In my view, and excluding the ramifications of synthesis (as I despise them), it would be not at all a bad idea to set the next installment of Mass Effect many centuries into the future. The story would unfold in a post-Citadel, post-Reaper galaxy; a galaxy that was left in ruins following the events of ME3. With the Mass Relays destroyed and supplies of food, fuel and consumables limited, millions die - former centers of civilization from Palaven to Sur'Kesh and Earth are reduced to little more than legends in living memory. The Yahg, spared the ravages of the war, are marauding across the galaxy occupying abandoned worlds and terrorizing small pockets of civilized society into submission. Within this maelstrom, the protagonist (human or alien) is placed in command of a prototype vessel that is capable of traveling between star clusters without the relays. Perhaps it uses similar technology on a smaller scale, the details are not relevant. In any case this ship is able to go back into the areas that had long been abandoned, encountering the Yahg and the permanently changed remnants of galactic society. You might run across Salarians who have adopted human customs, or Turians who have, by necessity, reverted to a preindustrial state. With every remnant population heretofore isolated and allowed to develop on its own, the possibilities for variation are endless.
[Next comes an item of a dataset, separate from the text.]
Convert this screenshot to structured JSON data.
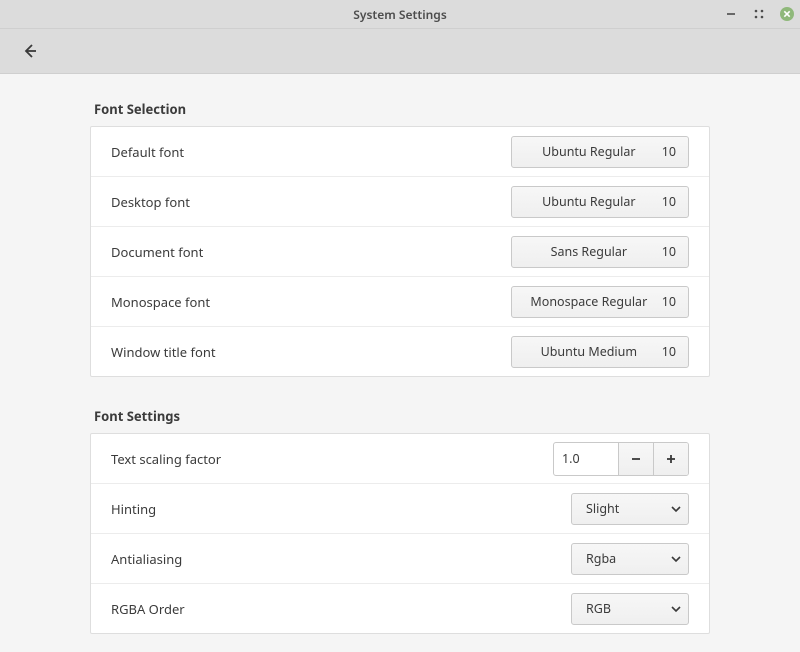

At any rate, your small ship and crew might serve a purpose in uniting (regionally) a variety of disparate and potentially hostile factions into a kind of unified resistance to the Yahg's expansionism. The ship's new "hyperdrive" once proven to be successful could be replicated elsewhere and the rudiments of a New Order could arise from the ashes of the old. The Yahg, I should note, would not be some uber-villain bent on galactic subjugation. In fact I'd consider the scope of this story to be relatively limited - forced mainly on the formation of a regional coalition against a regionally hostile antagonist. To me, I think the primary thrust of the plot would be more exploration, uncovering the fate of the old long forgotten centers of Civilization and filling in the gaps as to what happened at (and after) the Battle of Earth. Consider that, without the relays it would be quite impossible for the isolated pockets of life to know what had happened to their counterparts or exactly how the war had ended. This would allow for (at least) the original destroy/control endings to be hand-waved away (again, excluding what was posited in the extended cut).
Well, that's my thoughts on the subject anyway. I could ramble on but I might as well keep things short and sweet at this point. I don't know what Bioware has planned but I hope they at least put some thought into what they're doing. And further that they do their best not to compound the mistakes that have already been made. Time will tell I suppose.